East High School, open since 1948 and one of the city’s most iconic schools, is officially on the list of optional programs being promoted this month as the district prepares to receive applications beginning on Jan. 27.
Starting with the incoming freshman class, the school will shift this fall to a “T-STEM” program focusing on transportation, science, technology, engineering and math. The transportation aspect is unique and seeks to prepare workers to feed the growing transportation and logistics industries in Memphis, home to distribution powerhouse FedEx and several trucking companies.
East’s T-STEM program is among 46 programs being promoted Sunday afternoon during the district’s annual optional fair at the University of Memphis. Interested families also are invited to open houses later this month, including one at East on Jan. 18.
The high school’s conversion comes despite pushback from many alumni and supporters concerned that neighborhood students will be bused elsewhere if they don’t apply or get accepted into the optional program.
District leaders insist that East must be reinvented if it’s to stay open.
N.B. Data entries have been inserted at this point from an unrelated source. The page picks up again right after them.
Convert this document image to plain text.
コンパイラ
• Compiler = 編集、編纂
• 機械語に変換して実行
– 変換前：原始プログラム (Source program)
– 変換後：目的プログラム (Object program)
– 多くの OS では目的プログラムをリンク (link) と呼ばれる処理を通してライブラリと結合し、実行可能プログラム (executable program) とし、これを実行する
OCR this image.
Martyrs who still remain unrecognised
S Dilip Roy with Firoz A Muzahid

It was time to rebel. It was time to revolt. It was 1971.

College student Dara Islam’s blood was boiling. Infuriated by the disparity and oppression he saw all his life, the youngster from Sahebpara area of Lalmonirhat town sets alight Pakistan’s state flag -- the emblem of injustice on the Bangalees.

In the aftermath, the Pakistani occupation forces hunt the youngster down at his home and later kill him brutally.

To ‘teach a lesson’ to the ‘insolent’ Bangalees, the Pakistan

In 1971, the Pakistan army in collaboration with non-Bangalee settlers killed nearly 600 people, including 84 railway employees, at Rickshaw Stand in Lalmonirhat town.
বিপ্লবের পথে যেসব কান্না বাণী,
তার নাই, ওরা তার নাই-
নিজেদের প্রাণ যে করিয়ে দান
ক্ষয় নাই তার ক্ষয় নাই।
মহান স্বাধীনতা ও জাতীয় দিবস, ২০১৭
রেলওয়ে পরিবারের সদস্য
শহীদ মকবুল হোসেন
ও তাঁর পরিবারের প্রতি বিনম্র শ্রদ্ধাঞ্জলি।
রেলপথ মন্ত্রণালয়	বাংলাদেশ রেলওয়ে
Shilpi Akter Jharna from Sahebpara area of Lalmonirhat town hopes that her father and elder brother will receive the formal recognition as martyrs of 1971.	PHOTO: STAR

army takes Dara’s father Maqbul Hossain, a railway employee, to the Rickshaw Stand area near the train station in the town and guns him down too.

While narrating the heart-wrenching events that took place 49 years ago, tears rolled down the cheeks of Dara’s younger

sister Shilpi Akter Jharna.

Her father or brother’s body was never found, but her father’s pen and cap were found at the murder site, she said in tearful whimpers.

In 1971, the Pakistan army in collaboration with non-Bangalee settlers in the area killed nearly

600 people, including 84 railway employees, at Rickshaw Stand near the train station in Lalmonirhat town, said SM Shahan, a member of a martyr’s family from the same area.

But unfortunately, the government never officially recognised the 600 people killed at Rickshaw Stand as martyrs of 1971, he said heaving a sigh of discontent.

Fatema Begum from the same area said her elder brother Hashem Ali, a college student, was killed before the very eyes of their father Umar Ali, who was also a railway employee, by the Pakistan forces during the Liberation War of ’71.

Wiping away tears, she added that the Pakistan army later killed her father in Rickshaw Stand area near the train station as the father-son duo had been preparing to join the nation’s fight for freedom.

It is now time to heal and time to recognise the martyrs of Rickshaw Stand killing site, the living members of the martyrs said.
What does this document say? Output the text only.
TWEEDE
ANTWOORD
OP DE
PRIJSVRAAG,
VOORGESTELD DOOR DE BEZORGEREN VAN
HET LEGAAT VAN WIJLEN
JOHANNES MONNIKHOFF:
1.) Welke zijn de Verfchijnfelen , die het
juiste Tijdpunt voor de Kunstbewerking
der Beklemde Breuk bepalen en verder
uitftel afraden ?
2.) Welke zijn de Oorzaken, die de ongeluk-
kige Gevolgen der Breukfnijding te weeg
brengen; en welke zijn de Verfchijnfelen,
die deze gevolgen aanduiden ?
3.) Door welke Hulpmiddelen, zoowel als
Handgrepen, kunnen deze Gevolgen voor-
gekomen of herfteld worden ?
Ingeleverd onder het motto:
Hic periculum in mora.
In recent decades, the school’s enrollment has decreased to 500 in a school built for 2,000 students. And last spring, East made the list of the state’s 10 percent of lowest-performing schools, making it potentially vulnerable to state intervention.
The Shelby County Board of Education did not vote on the conversion. Heidi Ramirez, the district’s chief of academics, said Friday that no vote is required since the change will not include a rezoning of students.
Ramirez and other district leaders have been meeting with East families and alumni in recent months and working through issues related to the redesign — not the least of which is what will happen to the school’s athletic programs. Sports teams have long been a source of pride for East and its midtown neighborhood. Just last fall, the school’s football team brought home a state championship title. Ramirez said the new all-optional school will continue to offer the same athletic programs for boys and girls.
Ramirez said the school system soon will conduct a survey to seek input from current and potential East parents and students about additional programs or activities desired.
District leaders rolled out the new plan for East in October, and Ramirez said they’re staying on track with the design. She said organizations and businesses continue to express an interest in partnering with the school.
“We want the design of the school to reflect a meaningful integration of technology,” Ramirez said. “We want this to look more like a space for project-based learning.”
The high school currently has an optional engineering program but with only 35 students — far insufficient to re-anchor the massive school.
Ken Welch, who has spearheaded East’s online alumni page for two decades, is among East supporters who have reluctantly accepted the change.
“I want people to be able to walk to their school,” Welch said. “It fosters neighborhood cohesiveness, but I’m torn in this case. The administration makes a compelling argument that the school needs more students.”